June 13, 2019

From Gerald R. Lucas

Souma Yergon, Sou Nou Yergon

I have been obsessed with Peter Gabriel for the last couple of weeks, specifically Secret World Live — his concert film from 1994. I must admit: I’m pretty late to Gabriel’s music. Of course, I knew So from 1986, but I was more into Genesis at the time. Now, I see the error of my ways.


Secret World Live may be one of the best concert films I have ever seen, and I might even like Gabriel’s live versions better than his studio work. Now, I’m no expert in just a few close listenings, and I have yet to go through is entire oeuvre, but the concert is just so powerful. Gabriel’s gravelly voice and perfect pitch are matched perfectly with Paula Cole’s backup vocals — if it’s even accurate to call them that. Gabriel doesn’t just sing: he and his band perform. Each song is a mini-drama, beginning with “Talk to Me” all the way through “In Your Eyes” — there’s not a sleeper in the show. As a commenter on Amazon said: this seems to be Gabriel at his pinnacle. I just wish I had seen this show live back in 1994. I certainly could have. Well, as he says: “Souma Yergon, Sou Nou Yergon.”[1]

My favorite songs are currently “Come Talk to Me,” “Steam,” and “Shaking the Tree.” Gabriel seems interested in abstracts and archetypes — this seems especially true for the former and other songs like “Blood of Eden” and “Across the River.” Other songs seem to be about making a connection or the quest for identity or truth. I’m sure I’ll have more to say as I enthusiastically discover Gabriel’s catalog.

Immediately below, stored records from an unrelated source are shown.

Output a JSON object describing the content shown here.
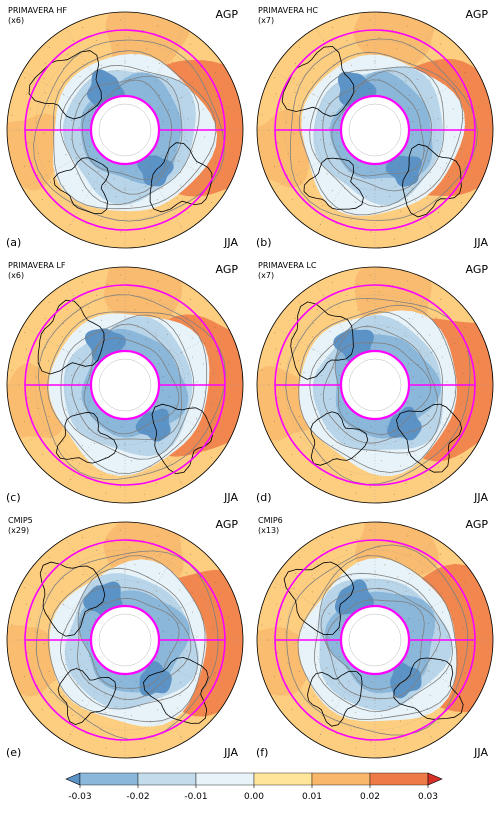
{
  "panels": [
    {
      "title": "PRIMAVERA HF",
      "count": "(x6)",
      "season": "AGP",
      "months": "JJA",
      "label": "(a)"
    },
    {
      "title": "PRIMAVERA HC",
      "count": "(x7)",
      "season": "AGP",
      "months": "JJA",
      "label": "(b)"
    },
    {
      "title": "PRIMAVERA LF",
      "count": "(x6)",
      "season": "AGP",
      "months": "JJA",
      "label": "(c)"
    },
    {
      "title": "PRIMAVERA LC",
      "count": "(x7)",
      "season": "AGP",
      "months": "JJA",
      "label": "(d)"
    },
    {
      "title": "CMIP5",
      "count": "(x29)",
      "season": "AGP",
      "months": "JJA",
      "label": "(e)"
    },
    {
      "title": "CMIP6",
      "count": "(x13)",
      "season": "AGP",
      "months": "JJA",
      "label": "(f)"
    }
  ],
  "colorbar": {
    "ticks": [
      "-0.03",
      "-0.02",
      "-0.01",
      "0.00",
      "0.01",
      "0.02",
      "0.03"
    ],
    "bins": [
      "#5c93c6",
      "#8ab7da",
      "#c2dcec",
      "#e7f3f8",
      "#fee59a",
      "#f8b76a",
      "#ee7a47",
      "#d73027"
    ]
  },
  "colors": {
    "box_lines": "#ff00ff",
    "coast": "#000000",
    "contours": "#7f7f7f",
    "warm_ring": "#fdcd80",
    "cool_core": "#b9d5e9"
  }
}
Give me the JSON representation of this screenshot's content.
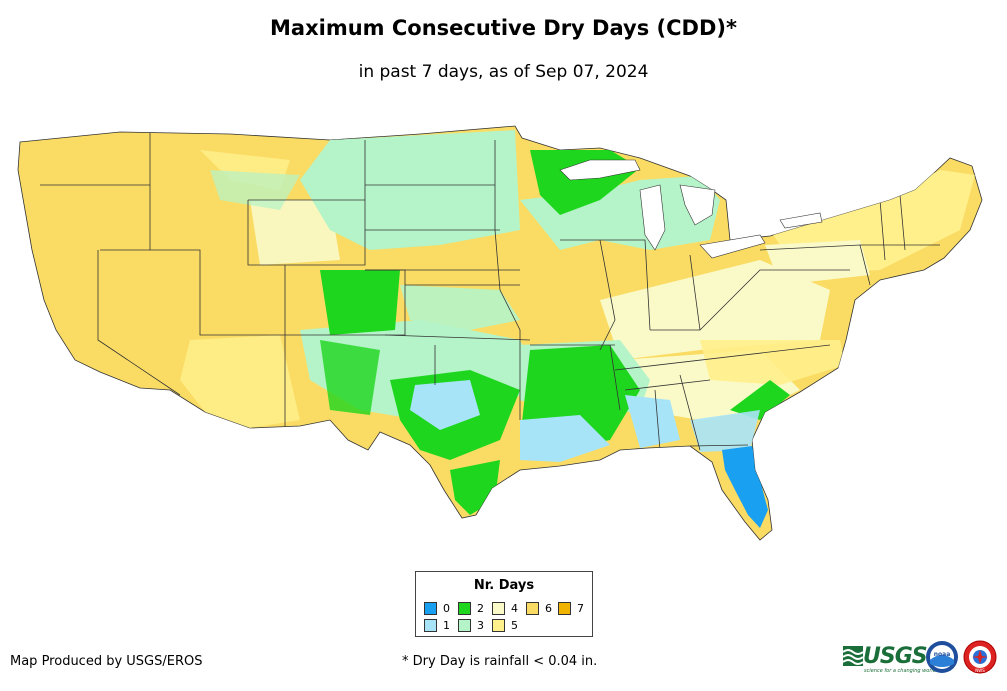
{
  "header": {
    "title": "Maximum Consecutive Dry Days (CDD)*",
    "subtitle": "in past 7 days, as of Sep 07, 2024"
  },
  "legend": {
    "title": "Nr. Days",
    "items": [
      {
        "label": "0",
        "color": "#1aa0f0"
      },
      {
        "label": "1",
        "color": "#a8e4f8"
      },
      {
        "label": "2",
        "color": "#1ed61e"
      },
      {
        "label": "3",
        "color": "#b4f4c8"
      },
      {
        "label": "4",
        "color": "#fafac8"
      },
      {
        "label": "5",
        "color": "#fff08c"
      },
      {
        "label": "6",
        "color": "#fadc64"
      },
      {
        "label": "7",
        "color": "#f0b400"
      }
    ]
  },
  "footer": {
    "credit": "Map Produced by USGS/EROS",
    "note": "* Dry Day is rainfall < 0.04 in."
  },
  "logos": {
    "usgs": "USGS",
    "usgs_tagline": "science for a changing world",
    "noaa": "noaa",
    "nws": "NWS"
  }
}
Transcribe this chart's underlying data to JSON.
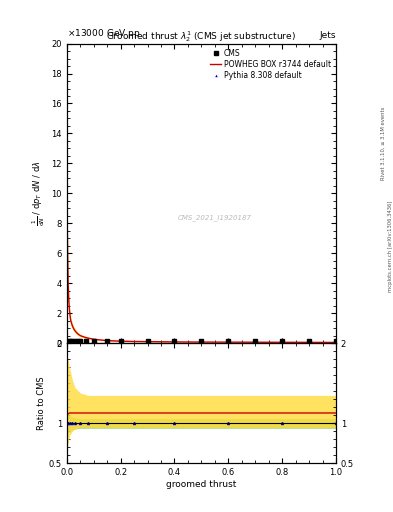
{
  "title_top_left": "13000 GeV pp",
  "title_top_right": "Jets",
  "plot_title": "Groomed thrust $\\lambda_2^1$ (CMS jet substructure)",
  "watermark": "CMS_2021_I1920187",
  "xlabel": "groomed thrust",
  "ylabel_main_lines": [
    "mathrm d^2N",
    "mathrm d p_T mathrm d lambda"
  ],
  "ylabel_ratio": "Ratio to CMS",
  "right_label_top": "Rivet 3.1.10, ≥ 3.1M events",
  "right_label_bottom": "mcplots.cern.ch [arXiv:1306.3436]",
  "ylim_main": [
    0,
    20
  ],
  "ylim_ratio": [
    0.5,
    2.0
  ],
  "xlim": [
    0,
    1
  ],
  "powheg_x": [
    0.001,
    0.003,
    0.005,
    0.007,
    0.009,
    0.011,
    0.013,
    0.015,
    0.02,
    0.025,
    0.03,
    0.04,
    0.05,
    0.065,
    0.08,
    0.1,
    0.13,
    0.16,
    0.2,
    0.25,
    0.3,
    0.35,
    0.4,
    0.5,
    0.6,
    0.7,
    0.8,
    0.9,
    1.0
  ],
  "powheg_y": [
    9.0,
    6.0,
    4.0,
    3.0,
    2.4,
    2.0,
    1.7,
    1.5,
    1.2,
    1.0,
    0.85,
    0.65,
    0.52,
    0.42,
    0.35,
    0.28,
    0.22,
    0.18,
    0.15,
    0.13,
    0.12,
    0.11,
    0.1,
    0.09,
    0.085,
    0.08,
    0.075,
    0.07,
    0.065
  ],
  "powheg_band_lo": [
    7.5,
    5.0,
    3.3,
    2.5,
    2.0,
    1.65,
    1.4,
    1.25,
    1.0,
    0.82,
    0.7,
    0.54,
    0.43,
    0.35,
    0.29,
    0.23,
    0.18,
    0.15,
    0.12,
    0.11,
    0.1,
    0.09,
    0.085,
    0.075,
    0.071,
    0.067,
    0.062,
    0.058,
    0.054
  ],
  "powheg_band_hi": [
    10.5,
    7.0,
    4.7,
    3.5,
    2.8,
    2.35,
    2.0,
    1.75,
    1.4,
    1.18,
    1.0,
    0.76,
    0.61,
    0.49,
    0.41,
    0.33,
    0.26,
    0.21,
    0.18,
    0.15,
    0.14,
    0.13,
    0.115,
    0.105,
    0.099,
    0.093,
    0.088,
    0.082,
    0.076
  ],
  "cms_x": [
    0.005,
    0.01,
    0.02,
    0.03,
    0.04,
    0.05,
    0.07,
    0.1,
    0.15,
    0.2,
    0.3,
    0.4,
    0.5,
    0.6,
    0.7,
    0.8,
    0.9,
    1.0
  ],
  "cms_y": [
    0.15,
    0.15,
    0.15,
    0.15,
    0.15,
    0.15,
    0.15,
    0.15,
    0.15,
    0.15,
    0.15,
    0.15,
    0.15,
    0.15,
    0.15,
    0.15,
    0.15,
    0.15
  ],
  "cms_yerr": [
    0.02,
    0.02,
    0.02,
    0.02,
    0.02,
    0.02,
    0.02,
    0.02,
    0.02,
    0.02,
    0.02,
    0.02,
    0.02,
    0.02,
    0.02,
    0.02,
    0.02,
    0.02
  ],
  "pythia_x": [
    0.005,
    0.01,
    0.02,
    0.03,
    0.04,
    0.05,
    0.07,
    0.1,
    0.15,
    0.2,
    0.3,
    0.4,
    0.5,
    0.6,
    0.7,
    0.8,
    0.9,
    1.0
  ],
  "pythia_y": [
    0.15,
    0.15,
    0.15,
    0.15,
    0.15,
    0.15,
    0.15,
    0.15,
    0.15,
    0.15,
    0.15,
    0.15,
    0.15,
    0.15,
    0.15,
    0.15,
    0.15,
    0.15
  ],
  "ratio_powheg_x": [
    0.0,
    0.005,
    0.01,
    0.02,
    0.03,
    0.05,
    0.08,
    0.15,
    0.25,
    0.4,
    0.6,
    0.8,
    1.0
  ],
  "ratio_powheg_y": [
    1.1,
    1.12,
    1.13,
    1.13,
    1.13,
    1.13,
    1.13,
    1.13,
    1.13,
    1.13,
    1.13,
    1.13,
    1.13
  ],
  "ratio_powheg_lo": [
    0.65,
    0.75,
    0.85,
    0.9,
    0.93,
    0.95,
    0.95,
    0.95,
    0.95,
    0.95,
    0.95,
    0.95,
    0.95
  ],
  "ratio_powheg_hi": [
    1.8,
    1.8,
    1.7,
    1.55,
    1.45,
    1.38,
    1.35,
    1.35,
    1.35,
    1.35,
    1.35,
    1.35,
    1.35
  ],
  "ratio_pythia_x": [
    0.0,
    0.005,
    0.01,
    0.02,
    0.03,
    0.05,
    0.08,
    0.15,
    0.25,
    0.4,
    0.6,
    0.8,
    1.0
  ],
  "ratio_pythia_y": [
    1.0,
    1.0,
    1.0,
    1.0,
    1.0,
    1.0,
    1.0,
    1.0,
    1.0,
    1.0,
    1.0,
    1.0,
    1.0
  ],
  "ratio_pythia_lo": [
    0.85,
    0.88,
    0.9,
    0.92,
    0.93,
    0.94,
    0.94,
    0.94,
    0.94,
    0.94,
    0.94,
    0.94,
    0.94
  ],
  "ratio_pythia_hi": [
    1.15,
    1.12,
    1.1,
    1.08,
    1.07,
    1.06,
    1.06,
    1.06,
    1.06,
    1.06,
    1.06,
    1.06,
    1.06
  ],
  "color_cms": "#000000",
  "color_powheg": "#cc0000",
  "color_pythia": "#0000cc",
  "color_powheg_band": "#ffdd44",
  "color_pythia_band": "#88cc44",
  "bg_color": "#ffffff",
  "tick_label_size": 6,
  "axis_label_size": 6,
  "title_size": 6.5,
  "legend_size": 5.5
}
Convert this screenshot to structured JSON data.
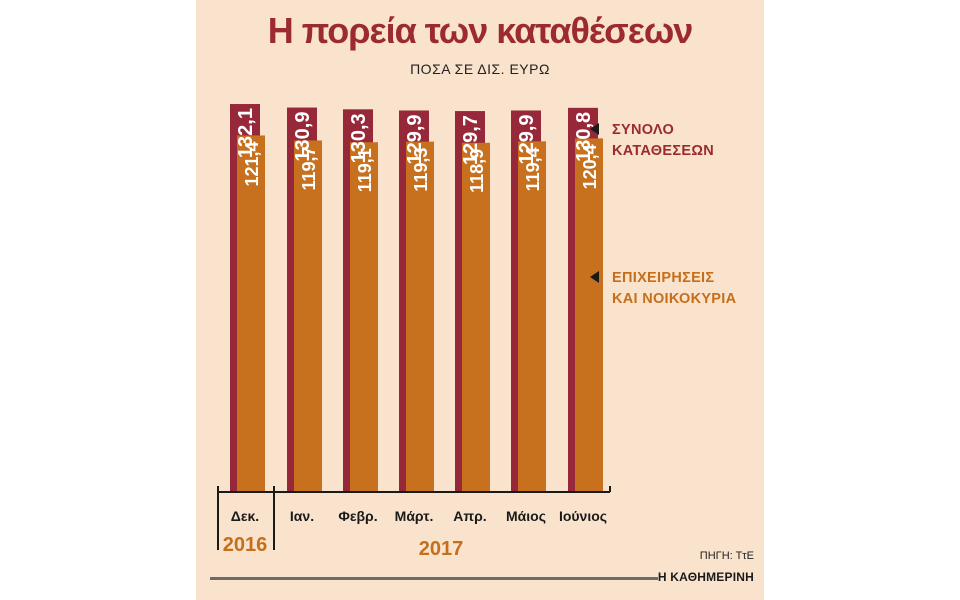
{
  "title": "Η πορεία των καταθέσεων",
  "subtitle": "ΠΟΣΑ ΣΕ ΔΙΣ. ΕΥΡΩ",
  "source": "ΠΗΓΗ: ΤτΕ",
  "publisher": "Η ΚΑΘΗΜΕΡΙΝΗ",
  "legend": {
    "total_line1": "ΣΥΝΟΛΟ",
    "total_line2": "ΚΑΤΑΘΕΣΕΩΝ",
    "biz_line1": "ΕΠΙΧΕΙΡΗΣΕΙΣ",
    "biz_line2": "ΚΑΙ ΝΟΙΚΟΚΥΡΙΑ"
  },
  "years": {
    "first": "2016",
    "second": "2017"
  },
  "colors": {
    "total": "#96283a",
    "business": "#c7711e",
    "background": "#f9e3cc",
    "title": "#9b2a31"
  },
  "chart_data": {
    "type": "bar",
    "categories": [
      "Δεκ.",
      "Ιαν.",
      "Φεβρ.",
      "Μάρτ.",
      "Απρ.",
      "Μάιος",
      "Ιούνιος"
    ],
    "value_labels_total": [
      "132,1",
      "130,9",
      "130,3",
      "129,9",
      "129,7",
      "129,9",
      "130,8"
    ],
    "value_labels_business": [
      "121,4",
      "119,7",
      "119,1",
      "119,3",
      "118,9",
      "119,4",
      "120,4"
    ],
    "series": [
      {
        "name": "ΣΥΝΟΛΟ ΚΑΤΑΘΕΣΕΩΝ",
        "values": [
          132.1,
          130.9,
          130.3,
          129.9,
          129.7,
          129.9,
          130.8
        ]
      },
      {
        "name": "ΕΠΙΧΕΙΡΗΣΕΙΣ ΚΑΙ ΝΟΙΚΟΚΥΡΙΑ",
        "values": [
          121.4,
          119.7,
          119.1,
          119.3,
          118.9,
          119.4,
          120.4
        ]
      }
    ],
    "title": "Η πορεία των καταθέσεων",
    "ylabel": "ΠΟΣΑ ΣΕ ΔΙΣ. ΕΥΡΩ",
    "xlabel": "",
    "legend": "right",
    "grid": false
  }
}
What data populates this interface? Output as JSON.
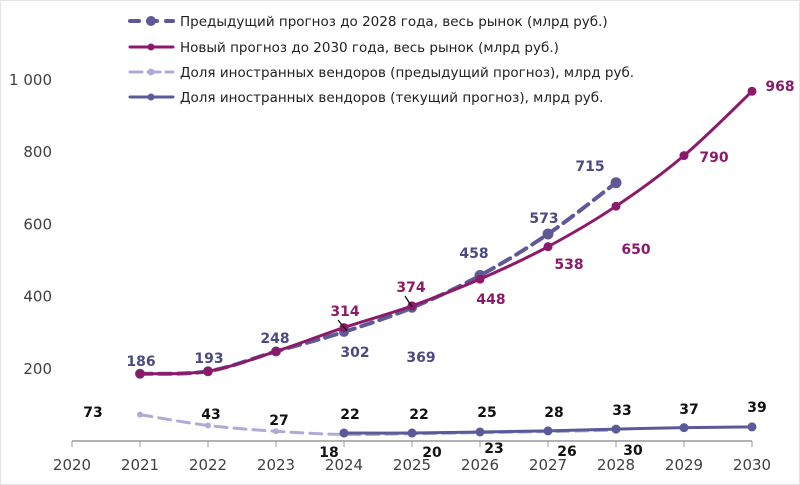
{
  "chart_data": {
    "type": "line",
    "x": [
      2020,
      2021,
      2022,
      2023,
      2024,
      2025,
      2026,
      2027,
      2028,
      2029,
      2030
    ],
    "ylim": [
      0,
      1000
    ],
    "y_ticks": [
      200,
      400,
      600,
      800,
      1000
    ],
    "y_tick_labels": [
      "200",
      "400",
      "600",
      "800",
      "1 000"
    ],
    "x_tick_labels": [
      "2020",
      "2021",
      "2022",
      "2023",
      "2024",
      "2025",
      "2026",
      "2027",
      "2028",
      "2029",
      "2030"
    ],
    "grid": false,
    "legend_position": "top",
    "series": [
      {
        "name": "Предыдущий прогноз до 2028 года, весь рынок (млрд руб.)",
        "color": "#5f5a95",
        "style": "dashed",
        "x": [
          2021,
          2022,
          2023,
          2024,
          2025,
          2026,
          2027,
          2028
        ],
        "values": [
          186,
          193,
          248,
          302,
          369,
          458,
          573,
          715
        ],
        "label_color": "#4b4a82"
      },
      {
        "name": "Новый прогноз до 2030 года, весь рынок (млрд руб.)",
        "color": "#8b1a6b",
        "style": "solid",
        "x": [
          2021,
          2022,
          2023,
          2024,
          2025,
          2026,
          2027,
          2028,
          2029,
          2030
        ],
        "values": [
          186,
          193,
          248,
          314,
          374,
          448,
          538,
          650,
          790,
          968
        ],
        "label_color": "#8b1a6b"
      },
      {
        "name": "Доля иностранных вендоров (предыдущий прогноз), млрд руб.",
        "color": "#aeacd6",
        "style": "dashed",
        "x": [
          2021,
          2022,
          2023,
          2024,
          2025,
          2026,
          2027,
          2028
        ],
        "values": [
          73,
          43,
          27,
          18,
          20,
          23,
          26,
          30
        ],
        "label_color": "#111111"
      },
      {
        "name": "Доля иностранных вендоров (текущий прогноз), млрд руб.",
        "color": "#5b5a99",
        "style": "solid",
        "x": [
          2024,
          2025,
          2026,
          2027,
          2028,
          2029,
          2030
        ],
        "values": [
          22,
          22,
          25,
          28,
          33,
          37,
          39
        ],
        "label_color": "#111111"
      }
    ]
  }
}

One more related note: I was listening to Shaking the Tree — Gabriel’s 1990 best-of compilation — when I picked up Henry on Tuesday. The eponymous song came on, and I was singing along with it. Henry was silent in the back, and the song ended as we got home. I turned the car off and started helping him out of the back when he sang “Shaking the tree . . . woman’s day . . .” Ever since, he demands to hear “Shaking the Tree.” We listened to it twice as I drove him to camp this morning. That’s my boy.


  1. If we had known, if we had only known.